C'est une grande première en cinq ans de conflit syrien. Mercredi, la Turquie a lancé sa première grande offensive au sol contre l'organisation Etat islamique, traversant la frontière et bravant Damas. L'opération, baptisée "Bouclier de l'Euphrate", a permis aux rebelles syriens de reprendre la ville de Djarablous, jusque-là sous administration de l'EI. Ces grandes manœuvres sont soutenues et saluées par les puissances de la coalition, Etats-Unis et France en tête. Mais pour Dominique Moïsi, conseiller spécial à l'Institut Français des Relations Internationales, ce soudain bellicisme turc n'a rien de désintéressé, et révèle la politique ambiguë d'Erdogan : "Sous prétexte de combattre l'Etat Islamique, les Turcs font le ménage. La date n'est pas neutre. le fait que la Turquie fasse une telle démonstration de force mercredi, au moment où Joe Biden arrive en Turquie, est très significatif. C'est un message adressé à la communauté internationale, une manière de dire : peut-être que vous ne m'aimez pas mais vous avez besoin de la Turquie, vous n'avez pas le choix".

Rapprochement spectaculaire avec les puissances occidentales. Avec ce signe de bonne volonté, la Turquie se rapproche également encore un peu plus de ses alliés traditionnels, avec lesquels elle était en froid dernièrement. La raison de ce revirement ? Elle est à rechercher du côté des troubles politiques qui ont agité le pays et mis en danger Erdogan d'après Dominique Moïsi : "Aujourd'hui Erdogan s'est rendu compte qu'il ne pouvait pas affronter des putschistes chez lui sans l'appui de ses alliés. D'où ces rapprochements parfois spectaculaires avec Israël, avec l'Iran, avec les Etats-Unis et avec la Russie." 

Joe Biden, le messager. Avec les Etats-Unis justement, la Turquie est actuellement en pourparlers sur une potentielle extradition de Fethullah Gülen, le prédicateur accusé d'avoir ourdi le putsch contre le régime, qui vit depuis des années aux Etats-Unis. Le vice-président Joe Biden, actuellement en visite en Turquie, tente de ne pas braquer la Turquie sur le sujet pour qu'Ankara continue à aller dans le sens de la coalition. Un jeu fin que décrypte bien le chercheur : "Les Etats-Unis disent "nous vous comprenons" mais ajoutent que l'extradition de Gülen n'est pas du ressort de la Maison Blanche, que ce sont les juges qui décideront. Pour faire passer le message, Joe Biden est le meilleur choix possible. Il est le numéro deux des Etats-Unis, et une personnalité chaleureuse qui parviendra à faire passer des messages à Erdogan. 

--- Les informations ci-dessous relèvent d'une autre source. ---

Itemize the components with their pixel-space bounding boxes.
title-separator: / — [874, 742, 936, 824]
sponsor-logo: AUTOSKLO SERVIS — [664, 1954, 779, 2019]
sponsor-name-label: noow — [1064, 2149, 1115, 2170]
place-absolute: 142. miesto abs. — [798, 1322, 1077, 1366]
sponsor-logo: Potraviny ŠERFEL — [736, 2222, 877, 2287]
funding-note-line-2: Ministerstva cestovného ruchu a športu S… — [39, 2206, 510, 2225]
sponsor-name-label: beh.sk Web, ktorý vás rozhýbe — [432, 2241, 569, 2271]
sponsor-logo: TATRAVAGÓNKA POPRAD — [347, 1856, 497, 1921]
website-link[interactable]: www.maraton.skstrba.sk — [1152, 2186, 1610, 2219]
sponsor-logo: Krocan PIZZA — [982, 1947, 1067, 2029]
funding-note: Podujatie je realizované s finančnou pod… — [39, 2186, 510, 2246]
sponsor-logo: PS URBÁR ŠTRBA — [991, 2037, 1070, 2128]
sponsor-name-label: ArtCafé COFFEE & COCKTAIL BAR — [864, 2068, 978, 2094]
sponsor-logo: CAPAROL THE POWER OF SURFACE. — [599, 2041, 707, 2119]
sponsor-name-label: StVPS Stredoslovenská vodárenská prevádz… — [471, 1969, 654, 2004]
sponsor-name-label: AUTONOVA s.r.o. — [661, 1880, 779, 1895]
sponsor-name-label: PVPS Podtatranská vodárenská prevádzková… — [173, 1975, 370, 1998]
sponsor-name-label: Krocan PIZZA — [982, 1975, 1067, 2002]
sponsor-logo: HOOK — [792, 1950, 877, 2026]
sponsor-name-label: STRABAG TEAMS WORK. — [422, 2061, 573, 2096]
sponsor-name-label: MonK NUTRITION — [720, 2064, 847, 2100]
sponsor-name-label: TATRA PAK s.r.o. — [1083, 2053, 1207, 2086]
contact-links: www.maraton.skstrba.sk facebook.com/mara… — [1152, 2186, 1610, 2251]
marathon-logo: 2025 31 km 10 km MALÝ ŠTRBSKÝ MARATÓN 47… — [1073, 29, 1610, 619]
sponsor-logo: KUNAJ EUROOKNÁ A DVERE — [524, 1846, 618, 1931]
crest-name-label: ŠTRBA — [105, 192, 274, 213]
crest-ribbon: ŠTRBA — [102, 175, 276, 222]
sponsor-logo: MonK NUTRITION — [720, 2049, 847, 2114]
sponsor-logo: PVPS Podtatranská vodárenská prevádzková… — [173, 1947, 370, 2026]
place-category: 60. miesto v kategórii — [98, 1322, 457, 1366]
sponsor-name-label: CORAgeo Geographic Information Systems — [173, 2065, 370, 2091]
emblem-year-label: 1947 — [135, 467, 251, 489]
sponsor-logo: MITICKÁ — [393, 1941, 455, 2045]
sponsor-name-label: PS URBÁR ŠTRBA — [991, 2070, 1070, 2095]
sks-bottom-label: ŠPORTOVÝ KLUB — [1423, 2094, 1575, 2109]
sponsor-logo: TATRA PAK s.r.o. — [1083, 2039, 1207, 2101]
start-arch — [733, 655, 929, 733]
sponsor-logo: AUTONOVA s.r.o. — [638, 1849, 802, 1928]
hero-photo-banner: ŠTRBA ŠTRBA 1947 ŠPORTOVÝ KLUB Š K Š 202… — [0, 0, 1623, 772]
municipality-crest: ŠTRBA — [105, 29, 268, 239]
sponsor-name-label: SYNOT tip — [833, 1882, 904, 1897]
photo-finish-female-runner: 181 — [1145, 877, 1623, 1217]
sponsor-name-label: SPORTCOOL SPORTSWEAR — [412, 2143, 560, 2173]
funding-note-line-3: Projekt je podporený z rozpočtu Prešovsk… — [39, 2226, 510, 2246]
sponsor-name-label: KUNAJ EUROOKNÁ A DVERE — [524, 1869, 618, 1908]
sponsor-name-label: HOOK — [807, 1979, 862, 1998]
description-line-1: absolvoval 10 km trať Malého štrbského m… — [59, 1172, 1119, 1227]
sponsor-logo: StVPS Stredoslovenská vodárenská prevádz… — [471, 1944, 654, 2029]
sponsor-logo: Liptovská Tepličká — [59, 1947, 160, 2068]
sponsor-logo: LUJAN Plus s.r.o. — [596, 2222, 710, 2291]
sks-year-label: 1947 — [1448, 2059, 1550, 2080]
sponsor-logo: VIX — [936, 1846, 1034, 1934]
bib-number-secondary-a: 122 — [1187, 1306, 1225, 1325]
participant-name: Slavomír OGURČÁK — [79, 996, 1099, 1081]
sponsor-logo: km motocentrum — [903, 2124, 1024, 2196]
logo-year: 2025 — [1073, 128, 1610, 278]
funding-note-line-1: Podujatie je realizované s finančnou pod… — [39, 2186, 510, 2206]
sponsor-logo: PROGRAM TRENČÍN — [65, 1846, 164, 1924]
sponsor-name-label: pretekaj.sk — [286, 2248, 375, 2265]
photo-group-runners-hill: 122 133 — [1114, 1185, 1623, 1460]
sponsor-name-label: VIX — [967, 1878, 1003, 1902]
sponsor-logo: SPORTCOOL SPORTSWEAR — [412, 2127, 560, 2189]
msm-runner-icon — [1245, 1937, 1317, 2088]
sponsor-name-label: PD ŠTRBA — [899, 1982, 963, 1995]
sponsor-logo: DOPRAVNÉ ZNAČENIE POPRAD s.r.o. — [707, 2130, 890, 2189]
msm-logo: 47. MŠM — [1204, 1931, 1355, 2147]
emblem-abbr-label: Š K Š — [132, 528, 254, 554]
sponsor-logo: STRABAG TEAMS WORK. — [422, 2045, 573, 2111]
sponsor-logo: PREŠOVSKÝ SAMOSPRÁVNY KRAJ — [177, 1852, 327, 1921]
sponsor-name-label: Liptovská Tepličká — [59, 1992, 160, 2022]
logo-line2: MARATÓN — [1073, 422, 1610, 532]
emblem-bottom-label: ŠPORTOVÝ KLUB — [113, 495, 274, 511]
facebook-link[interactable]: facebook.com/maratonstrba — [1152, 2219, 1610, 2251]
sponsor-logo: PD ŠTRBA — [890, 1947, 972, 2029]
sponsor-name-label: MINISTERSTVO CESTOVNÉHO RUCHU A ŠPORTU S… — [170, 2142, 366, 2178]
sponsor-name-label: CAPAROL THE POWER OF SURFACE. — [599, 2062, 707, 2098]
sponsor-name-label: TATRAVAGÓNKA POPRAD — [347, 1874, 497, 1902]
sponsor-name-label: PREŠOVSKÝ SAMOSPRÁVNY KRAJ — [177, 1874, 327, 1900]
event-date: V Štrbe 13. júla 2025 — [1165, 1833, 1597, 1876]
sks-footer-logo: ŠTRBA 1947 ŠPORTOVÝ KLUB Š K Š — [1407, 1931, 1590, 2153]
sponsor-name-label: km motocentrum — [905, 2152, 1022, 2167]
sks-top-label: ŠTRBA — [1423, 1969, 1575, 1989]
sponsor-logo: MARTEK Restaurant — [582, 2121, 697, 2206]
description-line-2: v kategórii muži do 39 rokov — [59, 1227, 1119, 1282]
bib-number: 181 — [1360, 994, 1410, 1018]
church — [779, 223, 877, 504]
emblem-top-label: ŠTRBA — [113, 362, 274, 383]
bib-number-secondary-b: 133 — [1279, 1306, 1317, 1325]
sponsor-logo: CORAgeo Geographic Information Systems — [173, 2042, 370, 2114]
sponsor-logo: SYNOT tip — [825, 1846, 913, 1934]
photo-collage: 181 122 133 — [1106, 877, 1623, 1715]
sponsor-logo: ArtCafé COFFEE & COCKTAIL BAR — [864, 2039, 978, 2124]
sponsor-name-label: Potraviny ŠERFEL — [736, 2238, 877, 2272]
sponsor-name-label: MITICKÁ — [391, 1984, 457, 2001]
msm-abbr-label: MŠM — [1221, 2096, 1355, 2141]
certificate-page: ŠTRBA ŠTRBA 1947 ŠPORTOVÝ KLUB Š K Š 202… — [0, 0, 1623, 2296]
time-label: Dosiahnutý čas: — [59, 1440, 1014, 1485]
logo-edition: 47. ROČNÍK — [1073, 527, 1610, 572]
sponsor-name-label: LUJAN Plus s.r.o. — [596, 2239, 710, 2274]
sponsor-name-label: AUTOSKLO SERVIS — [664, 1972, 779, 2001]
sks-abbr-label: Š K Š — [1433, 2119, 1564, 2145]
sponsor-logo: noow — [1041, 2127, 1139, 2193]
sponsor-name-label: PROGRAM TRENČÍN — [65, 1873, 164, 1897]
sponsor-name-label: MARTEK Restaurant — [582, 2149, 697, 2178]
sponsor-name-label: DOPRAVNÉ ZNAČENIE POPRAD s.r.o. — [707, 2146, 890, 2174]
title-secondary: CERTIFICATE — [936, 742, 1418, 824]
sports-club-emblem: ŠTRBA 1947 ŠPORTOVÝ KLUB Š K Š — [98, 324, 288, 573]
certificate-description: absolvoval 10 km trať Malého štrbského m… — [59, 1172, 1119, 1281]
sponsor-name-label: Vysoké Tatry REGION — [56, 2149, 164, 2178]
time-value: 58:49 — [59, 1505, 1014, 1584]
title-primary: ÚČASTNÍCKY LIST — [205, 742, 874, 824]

Prise de conscience du risque que représente Daech. Outre ce message adressé aux puissances occidentales, l'offensive turque révèle une prise de conscience du côté d'Ankara, ajoute Dominique Moïsi : "Jusque-là, ils ont toujours combattu en priorité la menace kurde, on leur reprochait d'ailleurs." Mais la vague d'attentats qui ont ensanglanté le pays, pour la plupart revendiqués par l'organisation Etat islamique, a peu à peu changé la donne aux yeux du chercheur :  "Le régime Erdogan s'est rendu compte que Daech représentait aussi une menace qu'il fallait combattre."